Great Britain £ - Double jeopardy brought on by a weakening pound: Compared to January 2008, a hotel room in Bali now costs 22.36% more for U.K. visitors, while a meal costs 35.75% more.

South Korean ₩ - A weakening Won has raised the price of a U.S. Dollar hotel in Bali by 13.76%. Meals paid in Rupiah now cost South Koreans 27.20% more than three years ago.

New Taiwan $ - A strengthening in the value of the New Taiwan $ against the US$ means hotels are 11.28% cheaper for the Taiwanese traveler to Bali. Rupiah purchases for meals and alike are now 1.61% less expensive than was the case in January 2008.

Hong Kong $ - Hong Kong dollar earners have seen their currency remain fairly steady in the three years since January 2008, appreciating only 0.34%. When Hong Kong visitors need to pay for anything in Rupiahs they are paying 10.56% more than they did three years before.

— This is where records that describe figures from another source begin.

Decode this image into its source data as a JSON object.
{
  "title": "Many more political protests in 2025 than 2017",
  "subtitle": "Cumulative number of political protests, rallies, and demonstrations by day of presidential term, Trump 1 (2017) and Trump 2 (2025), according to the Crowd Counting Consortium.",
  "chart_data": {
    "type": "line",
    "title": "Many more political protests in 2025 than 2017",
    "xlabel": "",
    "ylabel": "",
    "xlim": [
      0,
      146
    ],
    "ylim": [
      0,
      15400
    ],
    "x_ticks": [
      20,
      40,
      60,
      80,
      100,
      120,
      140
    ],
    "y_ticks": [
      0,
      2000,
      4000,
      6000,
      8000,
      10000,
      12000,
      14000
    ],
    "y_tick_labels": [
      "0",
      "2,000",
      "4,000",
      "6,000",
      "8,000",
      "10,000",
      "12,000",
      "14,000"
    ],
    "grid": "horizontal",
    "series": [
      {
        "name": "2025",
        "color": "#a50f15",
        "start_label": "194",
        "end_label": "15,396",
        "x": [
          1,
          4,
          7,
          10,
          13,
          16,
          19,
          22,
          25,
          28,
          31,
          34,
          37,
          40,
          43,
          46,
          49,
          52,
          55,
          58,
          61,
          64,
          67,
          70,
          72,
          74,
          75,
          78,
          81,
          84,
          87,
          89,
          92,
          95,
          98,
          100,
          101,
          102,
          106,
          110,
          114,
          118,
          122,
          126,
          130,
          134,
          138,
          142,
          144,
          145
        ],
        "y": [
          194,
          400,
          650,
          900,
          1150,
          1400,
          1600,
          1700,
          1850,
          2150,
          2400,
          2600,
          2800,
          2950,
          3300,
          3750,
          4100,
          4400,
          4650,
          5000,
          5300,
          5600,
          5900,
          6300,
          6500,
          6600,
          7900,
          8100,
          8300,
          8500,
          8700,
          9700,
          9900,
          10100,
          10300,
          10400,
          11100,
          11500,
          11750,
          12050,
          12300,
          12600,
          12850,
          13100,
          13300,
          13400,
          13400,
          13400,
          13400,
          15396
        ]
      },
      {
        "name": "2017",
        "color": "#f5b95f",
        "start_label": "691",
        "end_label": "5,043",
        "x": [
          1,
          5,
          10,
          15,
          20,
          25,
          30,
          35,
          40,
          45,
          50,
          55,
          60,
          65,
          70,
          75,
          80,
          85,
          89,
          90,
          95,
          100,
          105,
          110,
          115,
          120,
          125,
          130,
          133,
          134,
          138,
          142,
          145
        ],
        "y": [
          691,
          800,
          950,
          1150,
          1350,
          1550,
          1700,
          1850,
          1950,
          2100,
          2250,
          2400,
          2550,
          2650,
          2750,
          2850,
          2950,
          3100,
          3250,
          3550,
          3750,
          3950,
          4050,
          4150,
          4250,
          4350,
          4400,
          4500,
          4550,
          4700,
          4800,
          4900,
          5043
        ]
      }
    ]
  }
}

New Zealand $ - The New Zealand dollar has appreciated by 3.27% against the U.S. Dollar lowering the cost of room by a corresponding amount. A Rupiah priced dinner now costs a Kiwi 7.28% more than 3 year ago.

Russian Rubles - A weakening Ruble means hotel rooms now cost Russians 14% more in Bali than it did in January 2008. Russians are also paying 26.47% more for items purchased on Rupiahs.

South African Rand - The South African currency as depreciated only 1.07% over the past 3 years making hotel rooms, before any price increases, costing roughly the same for Rand earners. Against the Rupiah the Rand has depreciated a more significant 12.21%.

Chinese RMB - A strong Rimimbi means rooms are costing Mainland Chinese travelers 11.10% less than they did in 2008 as measured in 2008 U.S. dollars. With the RMB  appreciating against the Rupiah, Maninland Chinese travelers are paying 1.39% less for a local meal in Bali.

Impact on Bali Tourist Operations

The strengthening Rupiah against the U.S. dollar will put a strain on the bottom line of many Bali Hotels. While hotels earn room revenues in U.S. dollars, those dollars now purchase a lesser quantity of Indonesian Rupiahs needed to pay major budget line items such a salaries and energy costs.